In order to avoid doing the unnecessary a system of defining and controlling what is to be included into the project must be implemented to avoid waste of resources and costs. This is scope management. PMBOK has laid out five basic guidelines to be followed to avoid doing the unnecessary.

Plan Scope

Collecting requirements that define and documents the project’s features needed to fulfil the stakeholder’s needs and expectations in the project.

Define Scope

Providing a detailed description of the projects deliverables and the work needed to be carried out to achieve it.

Create Work Breakdown Structure (WBS)

WBS is a process of dividing the work in a hierarchical manner into small, manageable groups. The WBS gives a pictorial definition of the project to assist the stakeholder in viewing the deliverable.

Verify Scope

Scope verification is a process of receiving the acceptance by the stakeholder on a completed scope or deliverable.

Control Scope

Scope control is the process of monitoring the progress of the scope and managing any changes to be done to it. This is to avoid scope creep, thus any changes must be performed through an Integrated Change control process.

3.1.5 Project Planning

A project plan is to create a guideline to achieve the projects objective. The project plan will display a flow diagram of processes which will lead to accomplishing objectives. The plan must also take into consideration of the time scale, resources, workforce and any potential risks to the project. As specified by PMBOK, planning of a project will integrate some knowledge areas processes with each other depending on their inputs and outputs. The guidelines for an effective project plan are provided by PMBOK.

Develop Project Charter

Project charters are issued by the sponsors of the project. It is a document that formally authorizes a project and is a summary of the project. The contents of a project charter are business needs, current customer requirements, project purpose, milestone schedule and the budget summary.

Develop Preliminary Scope Statement

This process involves defining of what is needed to be accomplished in the project. The preliminary scope statement is documented based on information from the sponsor which will include the characteristics and boundaries of the project.

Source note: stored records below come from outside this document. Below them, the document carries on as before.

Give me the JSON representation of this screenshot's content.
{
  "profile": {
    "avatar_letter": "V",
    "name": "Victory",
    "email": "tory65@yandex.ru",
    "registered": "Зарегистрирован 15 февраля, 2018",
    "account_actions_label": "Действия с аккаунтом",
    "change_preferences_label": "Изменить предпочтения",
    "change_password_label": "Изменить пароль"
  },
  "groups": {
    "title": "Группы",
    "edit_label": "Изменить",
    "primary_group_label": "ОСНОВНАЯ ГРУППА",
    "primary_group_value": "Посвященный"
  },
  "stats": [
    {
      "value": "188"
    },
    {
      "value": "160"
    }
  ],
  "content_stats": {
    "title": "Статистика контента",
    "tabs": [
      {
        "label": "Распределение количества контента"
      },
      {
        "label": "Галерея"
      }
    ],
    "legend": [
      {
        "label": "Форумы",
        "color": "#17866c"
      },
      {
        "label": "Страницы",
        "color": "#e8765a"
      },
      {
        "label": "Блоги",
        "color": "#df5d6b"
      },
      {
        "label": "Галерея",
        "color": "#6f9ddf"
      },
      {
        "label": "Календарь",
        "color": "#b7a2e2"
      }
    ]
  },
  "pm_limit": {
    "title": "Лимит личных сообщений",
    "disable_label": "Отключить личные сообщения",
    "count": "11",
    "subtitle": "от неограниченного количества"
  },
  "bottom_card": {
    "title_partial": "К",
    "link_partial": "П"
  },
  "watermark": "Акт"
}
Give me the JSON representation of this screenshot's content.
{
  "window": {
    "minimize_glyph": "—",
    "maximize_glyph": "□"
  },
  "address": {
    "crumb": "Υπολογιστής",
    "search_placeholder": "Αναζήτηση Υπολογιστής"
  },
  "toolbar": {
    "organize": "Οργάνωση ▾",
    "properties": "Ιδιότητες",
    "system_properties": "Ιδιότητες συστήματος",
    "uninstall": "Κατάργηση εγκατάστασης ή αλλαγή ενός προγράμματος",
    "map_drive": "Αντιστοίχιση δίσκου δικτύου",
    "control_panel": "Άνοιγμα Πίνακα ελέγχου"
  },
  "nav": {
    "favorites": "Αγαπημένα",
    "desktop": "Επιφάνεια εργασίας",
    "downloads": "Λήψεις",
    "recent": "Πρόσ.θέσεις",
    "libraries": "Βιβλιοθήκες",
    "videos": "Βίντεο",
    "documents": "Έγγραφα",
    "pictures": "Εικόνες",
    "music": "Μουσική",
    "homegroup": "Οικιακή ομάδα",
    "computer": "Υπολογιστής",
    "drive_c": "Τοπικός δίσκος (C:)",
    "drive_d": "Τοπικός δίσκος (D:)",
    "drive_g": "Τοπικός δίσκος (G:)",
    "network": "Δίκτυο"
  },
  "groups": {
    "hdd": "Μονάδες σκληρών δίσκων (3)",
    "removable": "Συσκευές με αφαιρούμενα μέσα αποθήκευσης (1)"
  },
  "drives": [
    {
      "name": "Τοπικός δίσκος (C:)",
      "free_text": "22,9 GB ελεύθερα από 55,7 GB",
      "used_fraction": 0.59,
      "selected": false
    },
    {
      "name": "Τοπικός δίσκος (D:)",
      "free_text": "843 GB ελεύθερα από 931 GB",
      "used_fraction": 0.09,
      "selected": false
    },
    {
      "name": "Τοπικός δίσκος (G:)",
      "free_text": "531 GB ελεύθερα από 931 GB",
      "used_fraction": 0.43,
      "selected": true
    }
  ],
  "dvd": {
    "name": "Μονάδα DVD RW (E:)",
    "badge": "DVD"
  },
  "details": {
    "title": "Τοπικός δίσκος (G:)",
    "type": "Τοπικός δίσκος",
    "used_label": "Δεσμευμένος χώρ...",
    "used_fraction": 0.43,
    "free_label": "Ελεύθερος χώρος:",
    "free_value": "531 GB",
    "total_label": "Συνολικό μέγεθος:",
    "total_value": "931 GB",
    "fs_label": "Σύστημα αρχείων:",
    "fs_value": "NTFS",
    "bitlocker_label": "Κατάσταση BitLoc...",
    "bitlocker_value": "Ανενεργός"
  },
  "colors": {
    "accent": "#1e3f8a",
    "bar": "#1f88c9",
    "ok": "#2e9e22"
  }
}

Develop Project Management Plan

Project management plan is a document that defines integrates and coordinates all subsidiary plans into one document. The project management plan displays how the project will be carried out monitored and controlled and closed which are the five basic processes of PMBOK. The project management plan is revised and updated whenever a change occurs to the plan.

4.0 Conclusion

Project Managers are like bridges that links key pieces together. Therefore, to reach those pieces effectively they are required to possess a balance of skills and knowledge and are able to apply the skill and knowledge efficiently. Project management frameworks such as PMBOK are merely used as guidance and will not promise the success of a project. The project management team is responsible for determining what is appropriate in any project and the decision is made by the project manager. Project Managers should have a clear understanding of the project’s objectives and strive to achieve them. As mentioned above, careful planning of a project is essential for its success. Other factors that also contribute to this are good communication, detailed risk analysis, clear definition of scope and proactive relationship among stakeholders. By using these factors as guidelines, it is quite certain that impacts for projects failure can be mitigated.